Proteins are fundamental compounds in biological processes during the analysis of drug target indication for drug repurposing. The identification of relevant features is a necessary step in determining protein structure. A classification technique is used to identify the most important features in a dataset, which is why feature selection is so important. For protein structure prediction, recent research has developed a wide range of new methods to improve accuracy. The authors use principal component analysis (PCA) with correlation-matrix-based feature selection to analyse breast cancer data.

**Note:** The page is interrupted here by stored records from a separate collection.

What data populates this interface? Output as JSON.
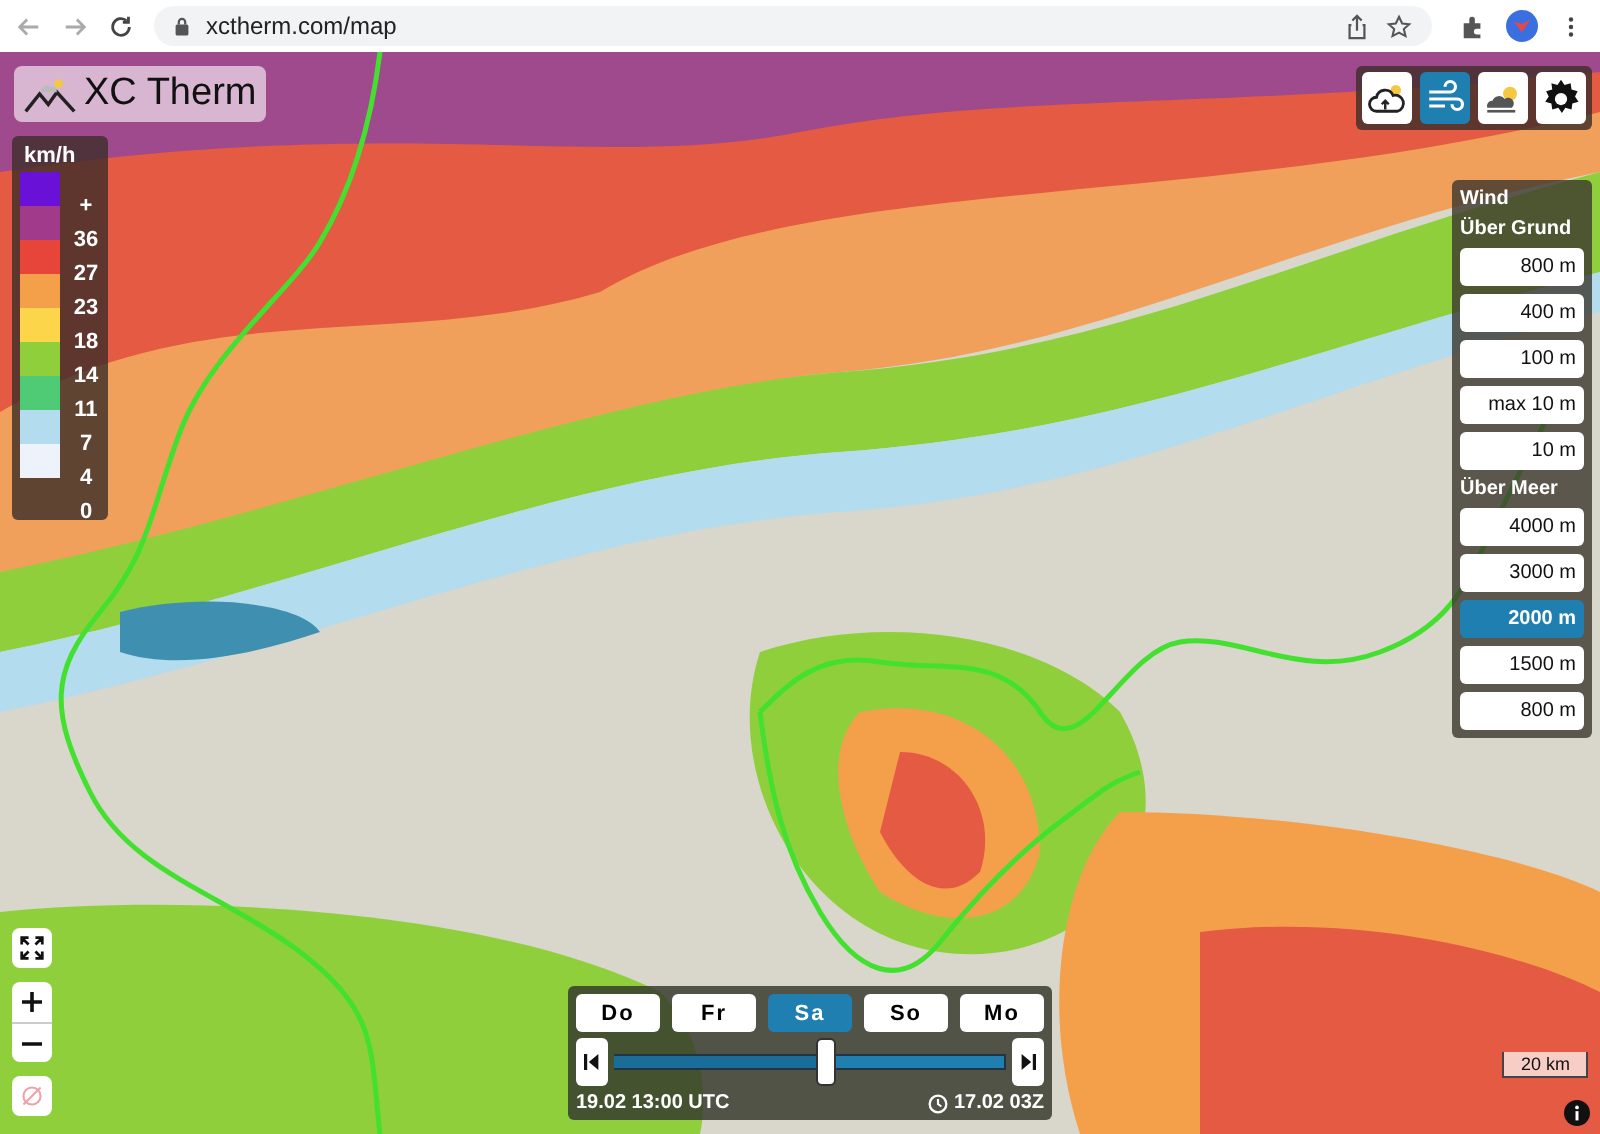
{
  "browser": {
    "url": "xctherm.com/map"
  },
  "logo": {
    "text": "XC Therm"
  },
  "legend": {
    "unit": "km/h",
    "steps": [
      {
        "label": "+",
        "color": "#6a11d8"
      },
      {
        "label": "36",
        "color": "#a23a8c"
      },
      {
        "label": "27",
        "color": "#e8453a"
      },
      {
        "label": "23",
        "color": "#f4a04a"
      },
      {
        "label": "18",
        "color": "#fdd54a"
      },
      {
        "label": "14",
        "color": "#8fcf3c"
      },
      {
        "label": "11",
        "color": "#4fcb75"
      },
      {
        "label": "7",
        "color": "#b3dcee"
      },
      {
        "label": "4",
        "color": "#eef3fb"
      },
      {
        "label": "0"
      }
    ]
  },
  "layers": [
    {
      "kind": "thermal",
      "selected": false
    },
    {
      "kind": "wind",
      "selected": true
    },
    {
      "kind": "clouds",
      "selected": false
    },
    {
      "kind": "settings",
      "selected": false
    }
  ],
  "wind_panel": {
    "title": "Wind",
    "groups": [
      {
        "title": "Über Grund",
        "levels": [
          {
            "label": "800 m",
            "selected": false
          },
          {
            "label": "400 m",
            "selected": false
          },
          {
            "label": "100 m",
            "selected": false
          },
          {
            "label": "max 10 m",
            "selected": false
          },
          {
            "label": "10 m",
            "selected": false
          }
        ]
      },
      {
        "title": "Über Meer",
        "levels": [
          {
            "label": "4000 m",
            "selected": false
          },
          {
            "label": "3000 m",
            "selected": false
          },
          {
            "label": "2000 m",
            "selected": true
          },
          {
            "label": "1500 m",
            "selected": false
          },
          {
            "label": "800 m",
            "selected": false
          }
        ]
      }
    ]
  },
  "days": [
    {
      "label": "Do",
      "selected": false
    },
    {
      "label": "Fr",
      "selected": false
    },
    {
      "label": "Sa",
      "selected": true
    },
    {
      "label": "So",
      "selected": false
    },
    {
      "label": "Mo",
      "selected": false
    }
  ],
  "timeline": {
    "level": 0.54,
    "time": "19.02 13:00 UTC",
    "run": "17.02 03Z"
  },
  "scale": "20 km"
}
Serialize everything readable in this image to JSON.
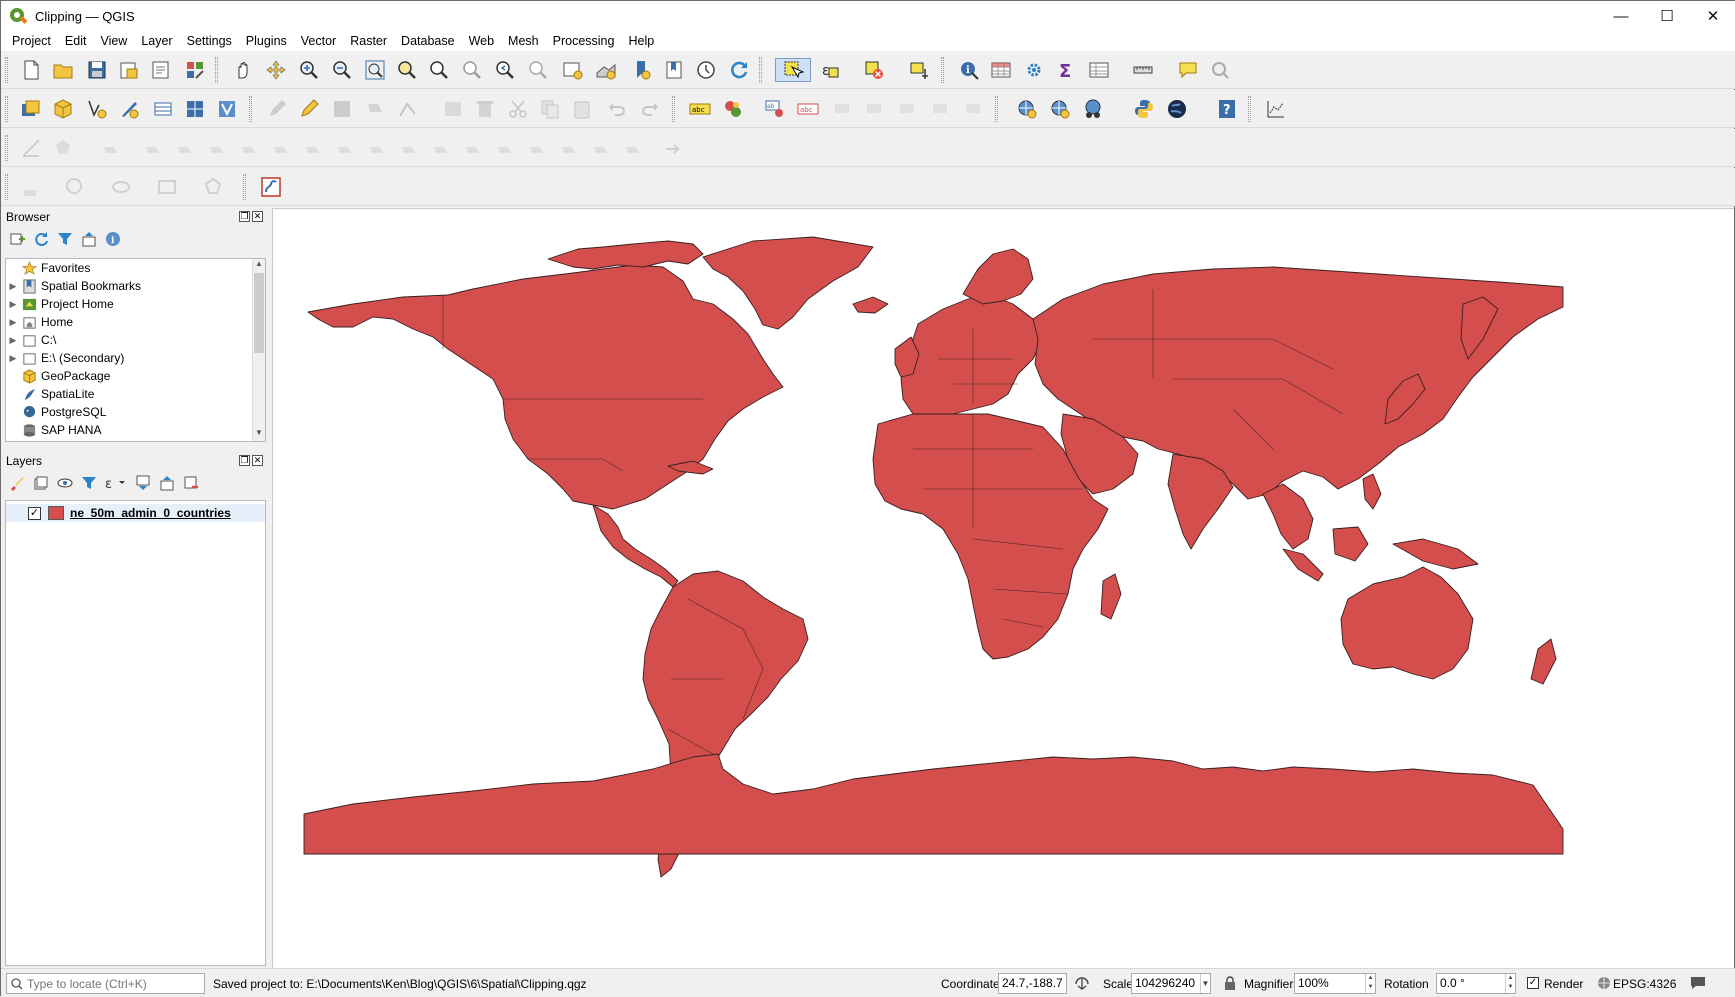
{
  "window": {
    "title": "Clipping — QGIS",
    "minimize": "—",
    "maximize": "☐",
    "close": "✕"
  },
  "menu": [
    "Project",
    "Edit",
    "View",
    "Layer",
    "Settings",
    "Plugins",
    "Vector",
    "Raster",
    "Database",
    "Web",
    "Mesh",
    "Processing",
    "Help"
  ],
  "browser": {
    "title": "Browser",
    "items": [
      {
        "label": "Favorites",
        "icon": "star-icon",
        "expandable": false
      },
      {
        "label": "Spatial Bookmarks",
        "icon": "bookmark-icon",
        "expandable": true
      },
      {
        "label": "Project Home",
        "icon": "project-home-icon",
        "expandable": true
      },
      {
        "label": "Home",
        "icon": "home-folder-icon",
        "expandable": true
      },
      {
        "label": "C:\\",
        "icon": "drive-icon",
        "expandable": true
      },
      {
        "label": "E:\\ (Secondary)",
        "icon": "drive-icon",
        "expandable": true
      },
      {
        "label": "GeoPackage",
        "icon": "geopackage-icon",
        "expandable": false
      },
      {
        "label": "SpatiaLite",
        "icon": "spatialite-icon",
        "expandable": false
      },
      {
        "label": "PostgreSQL",
        "icon": "postgresql-icon",
        "expandable": false
      },
      {
        "label": "SAP HANA",
        "icon": "sap-hana-icon",
        "expandable": false
      }
    ]
  },
  "layers": {
    "title": "Layers",
    "items": [
      {
        "name": "ne_50m_admin_0_countries",
        "visible": true,
        "color": "#d44e4e"
      }
    ]
  },
  "map": {
    "fill_color": "#d44e4e",
    "stroke_color": "#3a1f1f"
  },
  "status": {
    "locator_placeholder": "Type to locate (Ctrl+K)",
    "message": "Saved project to: E:\\Documents\\Ken\\Blog\\QGIS\\6\\Spatial\\Clipping.qgz",
    "coordinate_label": "Coordinate",
    "coordinate_value": "24.7,-188.7",
    "scale_label": "Scale",
    "scale_value": "104296240",
    "magnifier_label": "Magnifier",
    "magnifier_value": "100%",
    "rotation_label": "Rotation",
    "rotation_value": "0.0 °",
    "render_label": "Render",
    "crs": "EPSG:4326"
  },
  "colors": {
    "accent": "#589632",
    "selected": "#cde0f5"
  }
}
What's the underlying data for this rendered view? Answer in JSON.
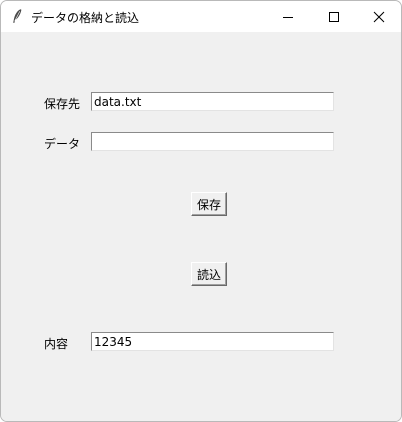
{
  "window": {
    "title": "データの格納と読込",
    "icon": "feather-icon",
    "controls": {
      "minimize": "minimize-icon",
      "maximize": "maximize-icon",
      "close": "close-icon"
    }
  },
  "form": {
    "save_dest_label": "保存先",
    "save_dest_value": "data.txt",
    "data_label": "データ",
    "data_value": "",
    "save_button": "保存",
    "load_button": "読込",
    "content_label": "内容",
    "content_value": "12345"
  }
}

In this paper, they discussed a therapeutic agent that is used to reduce the dataset by reduction-based algorithm and after that applied reduced dataset labelled as Standard Gold Dataset on machine learning model to analyze drug target indication. They get the higher accuracy of 92.8%, 93.9%, and 95.3%, each of the three datasets with 200, 500, and 1000 features with SVM with RBF kernel function. Also they found the best result, 97.8%, with the same classifier.